Fourth graders at Rosa Parks Elementary School have been watching videos from a South Dakota farmer they adopted. On Tuesday, they not only got to meet her, but they also got an up-close look at where the milk in their milk carton comes from.
On any other day, these kids would be just 4th grade students, but Tuesday, they're dressing to take on a dirty job.
"We’re going to see how the milk gets processed and all that," Rosa Parks 4th Grader Morgan Wieker said.
They're at a dairy farm for an up-close look at where milk comes from and to meet the farmer they've been corresponding with.
"I tell them every month something about my farm; I show them something through video," Olga Reuvekamp said.
Reuvekamp has a large dairy operation in Brookings, but Tuesday, she's borrowing the Ode farm in Brandon to give the kids hands on lesson.
"He milks the cows three times a day," Reuvekamp said.
From where the machines are prepped to where the cows are milked to the smell that comes along with the farm.
"It’s very stinky," Kaden Nelson said.
The kids are getting the whole experience.
"The kids were just super excited about meeting Olga and seeing the farm through their own eyes and not just the TV," Stephanie Jones said.
Teachers say it's important for kids to not only see that milk carton in school, but to also see the cows, what they eat, how they're milked and how milk gets into that carton.
"Most of our kids actually have never been on a farm and are experiencing some really interesting things they probably wouldn't experience in their life," Jones said.
The lesson is part of their science standards, a lesson Reuvekamp hopes they take home.

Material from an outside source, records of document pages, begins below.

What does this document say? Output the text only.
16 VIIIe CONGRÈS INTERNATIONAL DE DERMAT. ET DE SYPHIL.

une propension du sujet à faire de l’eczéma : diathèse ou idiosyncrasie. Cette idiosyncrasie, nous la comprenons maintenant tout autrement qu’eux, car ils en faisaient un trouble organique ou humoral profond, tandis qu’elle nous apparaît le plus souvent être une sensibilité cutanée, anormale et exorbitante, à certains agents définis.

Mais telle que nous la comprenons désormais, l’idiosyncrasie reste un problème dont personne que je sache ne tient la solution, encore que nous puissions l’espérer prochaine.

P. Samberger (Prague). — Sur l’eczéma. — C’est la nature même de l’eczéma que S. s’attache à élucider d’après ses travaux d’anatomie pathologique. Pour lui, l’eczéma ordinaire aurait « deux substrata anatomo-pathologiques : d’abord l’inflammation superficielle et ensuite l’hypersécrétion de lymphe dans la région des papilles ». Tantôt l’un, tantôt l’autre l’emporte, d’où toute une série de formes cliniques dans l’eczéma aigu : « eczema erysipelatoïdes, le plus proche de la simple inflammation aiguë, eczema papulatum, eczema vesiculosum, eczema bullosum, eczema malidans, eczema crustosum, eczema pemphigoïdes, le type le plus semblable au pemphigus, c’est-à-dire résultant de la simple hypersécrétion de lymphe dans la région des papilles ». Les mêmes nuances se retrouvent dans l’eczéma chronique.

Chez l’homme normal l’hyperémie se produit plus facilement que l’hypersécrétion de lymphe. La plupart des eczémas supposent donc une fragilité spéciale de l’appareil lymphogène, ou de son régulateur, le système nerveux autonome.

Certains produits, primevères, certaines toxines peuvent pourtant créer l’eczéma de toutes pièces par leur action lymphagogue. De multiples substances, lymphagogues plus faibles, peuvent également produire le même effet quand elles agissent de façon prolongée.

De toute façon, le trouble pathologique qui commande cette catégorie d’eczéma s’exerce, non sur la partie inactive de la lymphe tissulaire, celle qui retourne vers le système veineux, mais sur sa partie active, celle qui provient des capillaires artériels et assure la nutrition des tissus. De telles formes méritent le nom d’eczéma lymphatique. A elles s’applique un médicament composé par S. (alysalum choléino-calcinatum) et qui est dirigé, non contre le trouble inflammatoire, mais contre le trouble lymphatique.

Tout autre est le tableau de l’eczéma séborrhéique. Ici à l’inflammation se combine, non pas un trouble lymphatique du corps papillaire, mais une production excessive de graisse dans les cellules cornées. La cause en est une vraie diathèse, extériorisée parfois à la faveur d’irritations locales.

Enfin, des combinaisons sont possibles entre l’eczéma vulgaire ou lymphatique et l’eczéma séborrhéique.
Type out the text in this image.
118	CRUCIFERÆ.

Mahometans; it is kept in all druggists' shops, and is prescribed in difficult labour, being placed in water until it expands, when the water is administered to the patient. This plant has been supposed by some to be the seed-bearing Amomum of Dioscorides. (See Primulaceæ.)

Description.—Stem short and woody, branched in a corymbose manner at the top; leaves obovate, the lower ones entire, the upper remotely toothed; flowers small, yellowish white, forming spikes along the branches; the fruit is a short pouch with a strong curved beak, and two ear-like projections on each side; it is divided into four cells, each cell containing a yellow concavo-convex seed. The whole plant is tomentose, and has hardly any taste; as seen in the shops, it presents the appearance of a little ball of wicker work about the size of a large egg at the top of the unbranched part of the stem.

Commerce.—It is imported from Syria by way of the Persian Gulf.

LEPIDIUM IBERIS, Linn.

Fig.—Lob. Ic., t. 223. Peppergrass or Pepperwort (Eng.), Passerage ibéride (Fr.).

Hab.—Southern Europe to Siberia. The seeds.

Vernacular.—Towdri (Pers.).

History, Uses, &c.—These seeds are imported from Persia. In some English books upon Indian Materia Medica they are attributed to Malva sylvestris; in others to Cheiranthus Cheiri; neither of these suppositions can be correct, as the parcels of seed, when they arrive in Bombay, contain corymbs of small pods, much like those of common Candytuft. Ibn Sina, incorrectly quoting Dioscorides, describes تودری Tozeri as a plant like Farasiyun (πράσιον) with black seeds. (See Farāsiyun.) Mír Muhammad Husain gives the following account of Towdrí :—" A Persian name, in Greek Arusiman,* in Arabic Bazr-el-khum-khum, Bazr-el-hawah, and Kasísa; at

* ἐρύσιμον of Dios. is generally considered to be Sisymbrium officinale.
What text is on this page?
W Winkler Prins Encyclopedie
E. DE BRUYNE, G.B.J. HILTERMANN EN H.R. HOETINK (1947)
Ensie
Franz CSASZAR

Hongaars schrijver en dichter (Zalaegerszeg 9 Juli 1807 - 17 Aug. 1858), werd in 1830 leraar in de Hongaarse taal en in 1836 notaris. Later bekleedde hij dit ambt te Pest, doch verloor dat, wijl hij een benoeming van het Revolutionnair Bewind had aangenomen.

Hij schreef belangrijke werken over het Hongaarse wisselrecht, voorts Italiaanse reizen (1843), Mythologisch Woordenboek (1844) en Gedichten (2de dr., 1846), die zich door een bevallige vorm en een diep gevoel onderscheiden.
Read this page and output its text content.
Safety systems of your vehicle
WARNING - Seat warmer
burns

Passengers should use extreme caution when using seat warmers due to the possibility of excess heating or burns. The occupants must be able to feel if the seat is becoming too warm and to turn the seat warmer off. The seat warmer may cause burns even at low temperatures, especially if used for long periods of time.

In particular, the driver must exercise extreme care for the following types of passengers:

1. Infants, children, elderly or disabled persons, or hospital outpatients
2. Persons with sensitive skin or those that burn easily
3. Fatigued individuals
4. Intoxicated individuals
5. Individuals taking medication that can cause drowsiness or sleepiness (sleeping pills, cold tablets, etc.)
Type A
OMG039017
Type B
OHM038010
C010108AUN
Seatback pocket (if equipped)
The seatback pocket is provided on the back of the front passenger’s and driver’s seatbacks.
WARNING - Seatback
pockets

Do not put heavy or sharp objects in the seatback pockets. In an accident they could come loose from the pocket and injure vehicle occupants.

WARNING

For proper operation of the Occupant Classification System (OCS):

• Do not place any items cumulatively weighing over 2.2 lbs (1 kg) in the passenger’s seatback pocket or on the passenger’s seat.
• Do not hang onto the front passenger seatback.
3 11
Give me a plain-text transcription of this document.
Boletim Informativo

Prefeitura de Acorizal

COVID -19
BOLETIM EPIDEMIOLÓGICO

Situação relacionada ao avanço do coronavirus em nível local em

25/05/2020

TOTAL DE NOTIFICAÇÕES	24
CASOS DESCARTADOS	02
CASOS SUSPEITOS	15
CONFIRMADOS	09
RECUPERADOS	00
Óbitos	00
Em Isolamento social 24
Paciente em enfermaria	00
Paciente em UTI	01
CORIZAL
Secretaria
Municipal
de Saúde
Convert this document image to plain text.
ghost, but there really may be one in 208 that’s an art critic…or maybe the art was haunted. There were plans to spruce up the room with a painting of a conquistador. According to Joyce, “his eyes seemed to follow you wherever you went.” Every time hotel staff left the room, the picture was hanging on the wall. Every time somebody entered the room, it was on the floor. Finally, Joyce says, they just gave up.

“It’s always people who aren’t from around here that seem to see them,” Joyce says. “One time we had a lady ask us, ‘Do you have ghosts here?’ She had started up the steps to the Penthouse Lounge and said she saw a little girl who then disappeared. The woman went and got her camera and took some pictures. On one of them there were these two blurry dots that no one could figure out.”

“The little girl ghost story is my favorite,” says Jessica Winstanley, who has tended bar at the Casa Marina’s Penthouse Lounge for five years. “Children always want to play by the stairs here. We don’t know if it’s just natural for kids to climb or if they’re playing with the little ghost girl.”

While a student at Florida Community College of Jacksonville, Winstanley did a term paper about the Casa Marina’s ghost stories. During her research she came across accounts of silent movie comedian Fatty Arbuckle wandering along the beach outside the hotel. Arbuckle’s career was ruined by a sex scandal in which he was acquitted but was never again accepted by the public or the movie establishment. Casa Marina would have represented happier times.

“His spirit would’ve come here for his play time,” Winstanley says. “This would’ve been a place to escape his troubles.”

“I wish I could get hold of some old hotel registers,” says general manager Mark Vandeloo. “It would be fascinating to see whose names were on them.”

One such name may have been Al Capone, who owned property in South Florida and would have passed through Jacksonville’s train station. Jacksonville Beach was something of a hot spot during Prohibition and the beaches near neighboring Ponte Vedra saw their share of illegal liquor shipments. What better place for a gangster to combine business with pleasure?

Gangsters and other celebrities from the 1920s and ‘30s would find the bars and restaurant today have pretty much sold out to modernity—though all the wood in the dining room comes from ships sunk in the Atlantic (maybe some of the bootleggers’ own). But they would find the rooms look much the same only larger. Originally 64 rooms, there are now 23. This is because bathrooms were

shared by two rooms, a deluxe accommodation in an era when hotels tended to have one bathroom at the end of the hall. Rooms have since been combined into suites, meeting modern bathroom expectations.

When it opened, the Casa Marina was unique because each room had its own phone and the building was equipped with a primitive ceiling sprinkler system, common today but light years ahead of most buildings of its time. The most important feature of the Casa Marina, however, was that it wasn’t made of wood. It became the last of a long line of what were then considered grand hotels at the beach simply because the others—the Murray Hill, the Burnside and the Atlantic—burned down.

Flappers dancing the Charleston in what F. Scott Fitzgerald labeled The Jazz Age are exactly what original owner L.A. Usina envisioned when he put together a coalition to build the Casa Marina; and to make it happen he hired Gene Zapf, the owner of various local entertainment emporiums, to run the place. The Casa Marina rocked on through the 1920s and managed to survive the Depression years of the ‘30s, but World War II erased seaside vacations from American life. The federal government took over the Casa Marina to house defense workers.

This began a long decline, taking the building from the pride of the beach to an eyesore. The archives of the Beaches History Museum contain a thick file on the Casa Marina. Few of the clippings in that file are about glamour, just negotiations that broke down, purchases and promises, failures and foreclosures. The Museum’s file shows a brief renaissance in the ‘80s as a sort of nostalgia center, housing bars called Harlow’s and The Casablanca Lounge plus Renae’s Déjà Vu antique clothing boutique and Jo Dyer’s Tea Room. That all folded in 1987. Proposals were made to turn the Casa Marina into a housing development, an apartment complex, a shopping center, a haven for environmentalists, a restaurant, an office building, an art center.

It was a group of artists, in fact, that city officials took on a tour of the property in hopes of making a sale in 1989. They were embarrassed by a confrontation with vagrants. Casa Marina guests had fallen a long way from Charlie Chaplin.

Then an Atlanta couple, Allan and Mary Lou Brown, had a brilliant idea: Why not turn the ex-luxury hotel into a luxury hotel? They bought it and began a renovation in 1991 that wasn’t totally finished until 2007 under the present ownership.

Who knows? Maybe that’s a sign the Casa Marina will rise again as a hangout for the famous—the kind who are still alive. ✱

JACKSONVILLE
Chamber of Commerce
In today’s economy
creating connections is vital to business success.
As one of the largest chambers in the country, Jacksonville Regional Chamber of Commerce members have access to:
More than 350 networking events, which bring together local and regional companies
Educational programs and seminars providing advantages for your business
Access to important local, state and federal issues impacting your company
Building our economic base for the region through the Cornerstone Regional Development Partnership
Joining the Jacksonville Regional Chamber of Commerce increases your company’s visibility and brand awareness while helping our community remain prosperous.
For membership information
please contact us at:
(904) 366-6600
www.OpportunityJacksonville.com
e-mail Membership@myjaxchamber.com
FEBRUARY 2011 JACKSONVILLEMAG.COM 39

"I think it's really cool to see the cows and see what they do in the machinery," Nelson said.
"I hope they learned where their food comes from, where the milk comes from and how passionate we are about it. And how safe our products are, and that's what they get out of it. And that it's fun to be a farmer and it's good to be a cow at our farm," Reuvekamp said.
The Rosa Parks fourth graders speak Spanish for about 15 minutes each day. Reuvekamp incorporated Spanish into some of her video lessons through some of her workers.
The farm visit was put together by Ag United of South Dakota.